On the red lines expressed by Corbyn and Johnson on the issue, he stated that though the “may say no today”, that might change “once they’re at the other side of the election”.

Blackford said: “Let’s wait and see.”

Following the broadcast, Tory MSP Jamie Greene said Corbyn “cannot be trusted to stand up for the union”.

Meanwhile, Jackson Carlaw, interim leader of the Scottish Tories, tweeted that the Conservatives “will never give Nicola Sturgeon #IndyRef2”, adding: “We said No in 2014, we meant it.”

On the campaign trail in Newton Mearns this week, he said this is “not because we resist democracy, but because we demand democracy be respected”.

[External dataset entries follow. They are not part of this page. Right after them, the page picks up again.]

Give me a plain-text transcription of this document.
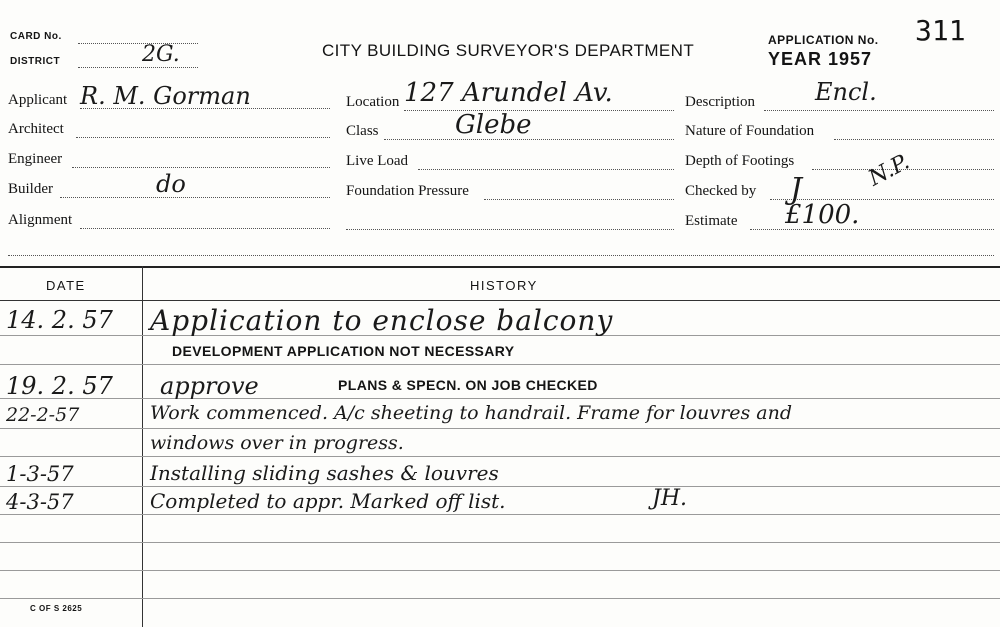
CARD No.
DISTRICT	2G.	CITY BUILDING SURVEYOR'S DEPARTMENT
APPLICATION No. 311
YEAR 1957
Applicant R. M. Gorman
Architect
Engineer
Builder	do
Alignment
Location 127 Arundel Av.
Class	Glebe
Live Load
Foundation Pressure
Description	Encl.
Nature of Foundation
Depth of Footings
Checked by J	N.P.
Estimate £100.
DATE	HISTORY
14. 2. 57 Application to enclose balcony
DEVELOPMENT APPLICATION NOT NECESSARY
19. 2. 57 approve	PLANS & SPECN. ON JOB CHECKED
22-2-57	Work commenced. A/c sheeting to handrail. Frame for louvres and
windows over in progress.
1-3-57	Installing sliding sashes & louvres
4-3-57	Completed to appr. Marked off list.	JH.
C OF S 2625
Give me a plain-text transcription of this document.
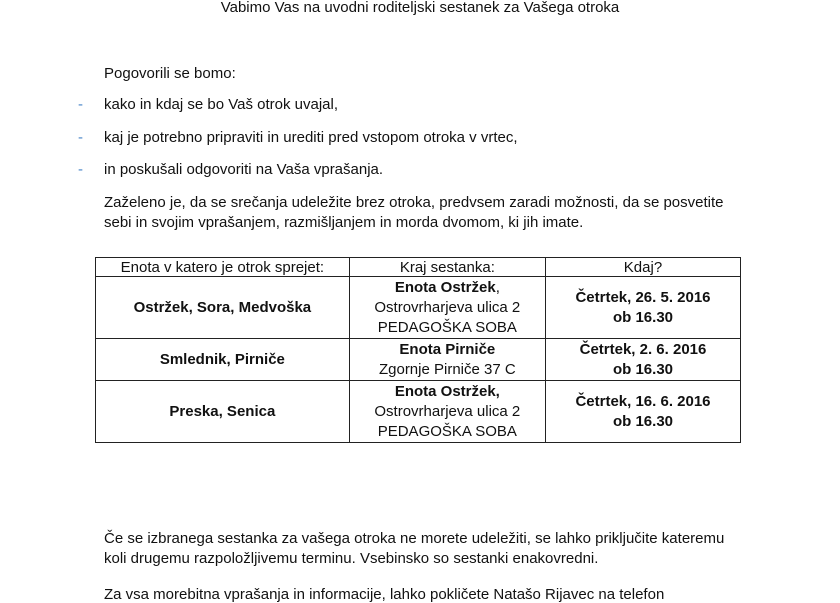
Vabimo Vas na uvodni roditeljski sestanek za Vašega otroka
Pogovorili se bomo:
- kako in kdaj se bo Vaš otrok uvajal,
- kaj je potrebno pripraviti in urediti pred vstopom otroka v vrtec,
- in poskušali odgovoriti na Vaša vprašanja.
Zaželeno je, da se srečanja udeležite brez otroka, predvsem zaradi možnosti, da se posvetite
sebi in svojim vprašanjem, razmišljanjem in morda dvomom, ki jih imate.
Enota v katero je otrok sprejet:	Kraj sestanka:	Kdaj?
Ostržek, Sora, Medvoška	Enota Ostržek,
Ostrovrharjeva ulica 2
PEDAGOŠKA SOBA	Četrtek, 26. 5. 2016
ob 16.30

Smlednik, Pirniče	Enota Pirniče
Zgornje Pirniče 37 C	Četrtek, 2. 6. 2016
ob 16.30

Preska, Senica	Enota Ostržek,
Ostrovrharjeva ulica 2
PEDAGOŠKA SOBA	Četrtek, 16. 6. 2016
ob 16.30
Če se izbranega sestanka za vašega otroka ne morete udeležiti, se lahko priključite kateremu
koli drugemu razpoložljivemu terminu. Vsebinsko so sestanki enakovredni.
Za vsa morebitna vprašanja in informacije, lahko pokličete Natašo Rijavec na telefon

His comments, reported in the Sunday Times, continued: “We reject the First Minister’s concept of disposable democracy, the idea that you can chuck away a once-in-a-generation decision because you’ve had enough of it.”

While Blackford reiterated the SNP’s Remain stance, Corbyn was pressed to state his personal preference on Brexit.

Instead, he repeated that his party would seek a “credible” withdrawal deal within three months then put that to a public vote.

And on his feelings about getting rid of Trident – a key SNP demand – he said work on nuclear non-proliferation was happening internationally, but stopped short of agreeing to scrapping the multi-billion pound renewal of the missile system. However, Corbyn did say that he views cyber security breaches as the biggest defence threat.

Meanwhile, ex-LibDem leader Tim Farron says his party will make tourism a priority if Jo Swinson becomes the next prime minister, saying: “We are so lucky to have our beautiful capital cities like Edinburgh, traditional bucket-and-spade resorts like Eastbourne, stunning national parks like the Lake District and modern city attractions like Manchester.”